Hierarchical Probabilistic Fusion Framework for Matching and Merging of 3-D Occupancy Maps

Abstract

Fusing 3-D maps generated by multiple robots in real/semi-real time distributed mapping systems are addressed in this paper. A 3-D occupancy grid-based approach for mapping is utilized to satisfy the real/semi-real time and distributed operating constraints. This paper proposes a novel hierarchical probabilistic fusion framework, which consists of uncertainty modeling, map matching, transformation evaluation, and map merging. Before the fusion of maps, the map features and their uncertainties are explicitly modeled and integrated. For map matching, a two-level probabilistic map matching (PMM) algorithm is developed to include high-level structural and low-level voxel features.

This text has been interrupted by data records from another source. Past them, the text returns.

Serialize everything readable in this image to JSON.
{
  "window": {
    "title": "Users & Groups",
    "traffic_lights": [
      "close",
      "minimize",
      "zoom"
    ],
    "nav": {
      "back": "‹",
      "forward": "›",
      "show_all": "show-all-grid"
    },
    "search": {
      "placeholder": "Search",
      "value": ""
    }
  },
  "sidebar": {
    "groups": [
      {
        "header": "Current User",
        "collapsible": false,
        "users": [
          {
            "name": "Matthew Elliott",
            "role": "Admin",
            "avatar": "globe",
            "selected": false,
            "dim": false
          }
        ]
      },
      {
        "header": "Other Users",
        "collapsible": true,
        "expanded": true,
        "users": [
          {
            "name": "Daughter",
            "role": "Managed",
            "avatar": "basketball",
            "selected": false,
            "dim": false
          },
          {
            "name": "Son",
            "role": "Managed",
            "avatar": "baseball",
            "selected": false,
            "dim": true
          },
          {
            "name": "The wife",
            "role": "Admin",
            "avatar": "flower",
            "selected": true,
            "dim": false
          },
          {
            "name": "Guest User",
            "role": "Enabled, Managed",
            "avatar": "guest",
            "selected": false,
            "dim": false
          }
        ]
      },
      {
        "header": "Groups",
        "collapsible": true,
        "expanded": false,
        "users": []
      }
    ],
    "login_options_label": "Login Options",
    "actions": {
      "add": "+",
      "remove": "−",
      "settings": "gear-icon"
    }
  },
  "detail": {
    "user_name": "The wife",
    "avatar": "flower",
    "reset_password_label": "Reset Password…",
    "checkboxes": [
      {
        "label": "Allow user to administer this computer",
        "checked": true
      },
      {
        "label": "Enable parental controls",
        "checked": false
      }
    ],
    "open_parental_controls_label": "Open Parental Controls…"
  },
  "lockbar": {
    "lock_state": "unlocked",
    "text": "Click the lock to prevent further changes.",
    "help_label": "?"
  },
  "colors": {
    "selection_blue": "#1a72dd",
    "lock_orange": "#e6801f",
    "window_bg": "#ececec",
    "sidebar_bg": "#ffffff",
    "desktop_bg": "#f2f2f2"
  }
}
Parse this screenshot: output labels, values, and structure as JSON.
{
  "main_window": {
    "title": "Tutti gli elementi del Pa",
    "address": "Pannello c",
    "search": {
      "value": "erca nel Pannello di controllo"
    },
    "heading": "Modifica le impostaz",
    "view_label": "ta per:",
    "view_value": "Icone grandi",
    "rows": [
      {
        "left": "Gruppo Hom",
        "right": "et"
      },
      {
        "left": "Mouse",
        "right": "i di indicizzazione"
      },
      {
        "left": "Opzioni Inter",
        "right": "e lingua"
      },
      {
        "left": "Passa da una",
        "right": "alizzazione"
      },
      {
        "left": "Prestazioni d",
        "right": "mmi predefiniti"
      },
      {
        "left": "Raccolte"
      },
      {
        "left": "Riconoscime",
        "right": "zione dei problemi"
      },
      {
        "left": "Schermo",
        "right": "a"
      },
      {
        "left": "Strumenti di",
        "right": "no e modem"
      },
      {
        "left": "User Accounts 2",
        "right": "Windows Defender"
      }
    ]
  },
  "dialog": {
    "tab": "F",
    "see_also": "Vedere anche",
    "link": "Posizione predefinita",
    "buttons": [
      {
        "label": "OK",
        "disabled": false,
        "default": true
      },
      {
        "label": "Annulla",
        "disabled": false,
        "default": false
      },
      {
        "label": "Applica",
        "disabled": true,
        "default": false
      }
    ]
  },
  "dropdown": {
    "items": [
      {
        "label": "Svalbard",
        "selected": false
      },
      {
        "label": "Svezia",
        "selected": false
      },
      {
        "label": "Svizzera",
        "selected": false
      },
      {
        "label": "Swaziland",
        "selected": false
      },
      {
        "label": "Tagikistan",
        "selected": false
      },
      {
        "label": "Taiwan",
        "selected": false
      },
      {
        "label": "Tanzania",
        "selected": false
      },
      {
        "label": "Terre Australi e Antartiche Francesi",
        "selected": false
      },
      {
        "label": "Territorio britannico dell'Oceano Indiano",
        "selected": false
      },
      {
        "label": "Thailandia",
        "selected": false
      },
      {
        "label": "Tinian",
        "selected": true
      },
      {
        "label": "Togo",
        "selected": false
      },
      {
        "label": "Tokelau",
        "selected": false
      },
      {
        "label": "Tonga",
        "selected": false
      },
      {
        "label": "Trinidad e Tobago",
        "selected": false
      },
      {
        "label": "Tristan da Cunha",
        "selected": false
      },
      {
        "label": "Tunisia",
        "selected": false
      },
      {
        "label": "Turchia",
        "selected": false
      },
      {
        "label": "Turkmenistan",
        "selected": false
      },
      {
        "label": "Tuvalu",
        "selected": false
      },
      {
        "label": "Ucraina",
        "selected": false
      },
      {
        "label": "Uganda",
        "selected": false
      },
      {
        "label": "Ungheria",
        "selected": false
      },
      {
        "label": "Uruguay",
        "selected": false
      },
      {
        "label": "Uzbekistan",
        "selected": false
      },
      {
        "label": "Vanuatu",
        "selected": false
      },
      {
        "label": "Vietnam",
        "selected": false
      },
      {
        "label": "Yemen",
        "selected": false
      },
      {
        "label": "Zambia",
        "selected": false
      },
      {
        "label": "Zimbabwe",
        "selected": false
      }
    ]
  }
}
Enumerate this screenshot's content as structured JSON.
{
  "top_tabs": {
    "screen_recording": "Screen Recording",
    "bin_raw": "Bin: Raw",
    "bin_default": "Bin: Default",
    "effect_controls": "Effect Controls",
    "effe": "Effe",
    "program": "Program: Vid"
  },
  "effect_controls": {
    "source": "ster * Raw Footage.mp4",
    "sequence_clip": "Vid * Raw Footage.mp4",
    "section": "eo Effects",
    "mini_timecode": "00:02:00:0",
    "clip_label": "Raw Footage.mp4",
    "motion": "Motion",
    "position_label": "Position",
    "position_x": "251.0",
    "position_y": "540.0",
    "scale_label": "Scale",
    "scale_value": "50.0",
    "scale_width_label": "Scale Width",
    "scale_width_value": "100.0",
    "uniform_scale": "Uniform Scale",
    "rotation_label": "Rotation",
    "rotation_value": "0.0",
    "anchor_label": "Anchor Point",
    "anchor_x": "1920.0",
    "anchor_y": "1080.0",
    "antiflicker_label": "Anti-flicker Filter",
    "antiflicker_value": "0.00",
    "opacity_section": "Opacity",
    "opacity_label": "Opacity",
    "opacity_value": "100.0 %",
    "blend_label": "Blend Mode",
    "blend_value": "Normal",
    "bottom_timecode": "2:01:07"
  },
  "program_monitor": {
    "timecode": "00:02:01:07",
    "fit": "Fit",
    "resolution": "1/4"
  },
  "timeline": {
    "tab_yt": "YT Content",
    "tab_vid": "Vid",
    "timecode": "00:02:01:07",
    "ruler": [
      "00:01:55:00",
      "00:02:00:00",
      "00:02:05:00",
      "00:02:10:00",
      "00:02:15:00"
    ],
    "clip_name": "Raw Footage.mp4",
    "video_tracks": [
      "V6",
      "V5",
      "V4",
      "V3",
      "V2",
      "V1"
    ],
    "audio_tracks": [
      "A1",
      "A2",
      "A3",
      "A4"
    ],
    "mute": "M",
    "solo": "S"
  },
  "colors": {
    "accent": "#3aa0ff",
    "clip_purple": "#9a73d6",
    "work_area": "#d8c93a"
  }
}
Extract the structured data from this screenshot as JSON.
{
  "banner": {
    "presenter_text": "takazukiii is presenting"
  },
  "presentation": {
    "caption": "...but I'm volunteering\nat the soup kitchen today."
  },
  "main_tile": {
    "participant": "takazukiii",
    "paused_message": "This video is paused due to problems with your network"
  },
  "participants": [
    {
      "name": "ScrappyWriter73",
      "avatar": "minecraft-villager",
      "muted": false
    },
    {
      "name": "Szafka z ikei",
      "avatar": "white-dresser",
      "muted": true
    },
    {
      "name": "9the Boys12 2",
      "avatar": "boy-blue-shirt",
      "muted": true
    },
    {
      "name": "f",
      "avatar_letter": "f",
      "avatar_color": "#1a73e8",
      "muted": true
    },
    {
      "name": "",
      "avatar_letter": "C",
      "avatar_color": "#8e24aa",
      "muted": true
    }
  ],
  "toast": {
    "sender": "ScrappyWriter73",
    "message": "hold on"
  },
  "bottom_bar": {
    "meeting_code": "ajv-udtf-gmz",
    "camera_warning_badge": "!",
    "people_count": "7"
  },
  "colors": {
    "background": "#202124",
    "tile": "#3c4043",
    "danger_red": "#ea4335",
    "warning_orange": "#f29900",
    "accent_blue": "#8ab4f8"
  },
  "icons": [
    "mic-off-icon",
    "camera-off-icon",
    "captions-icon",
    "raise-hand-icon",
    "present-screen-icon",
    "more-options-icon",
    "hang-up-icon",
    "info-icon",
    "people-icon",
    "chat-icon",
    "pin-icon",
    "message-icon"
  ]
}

In the PMM, the structural uncertainty is first used to generate a coarse matching between the maps and its result is then used to improve the voxel level map matching, resulting in a more efficient and accurate matching between maps with a larger convergence basin. The relative transformation output from PMM algorithm is then evaluated based on the Mahalanobis distance, and the relative entropy filter is used subsequently to integrate the map dissimilarities more accurately, completing the map fusion process. The proposed approach is evaluated using map data collected from both simulated and real environments, and the results validate the accuracy, efficiency, and the support for larger convergence basin of the proposed 3-D occupancy map fusion framework.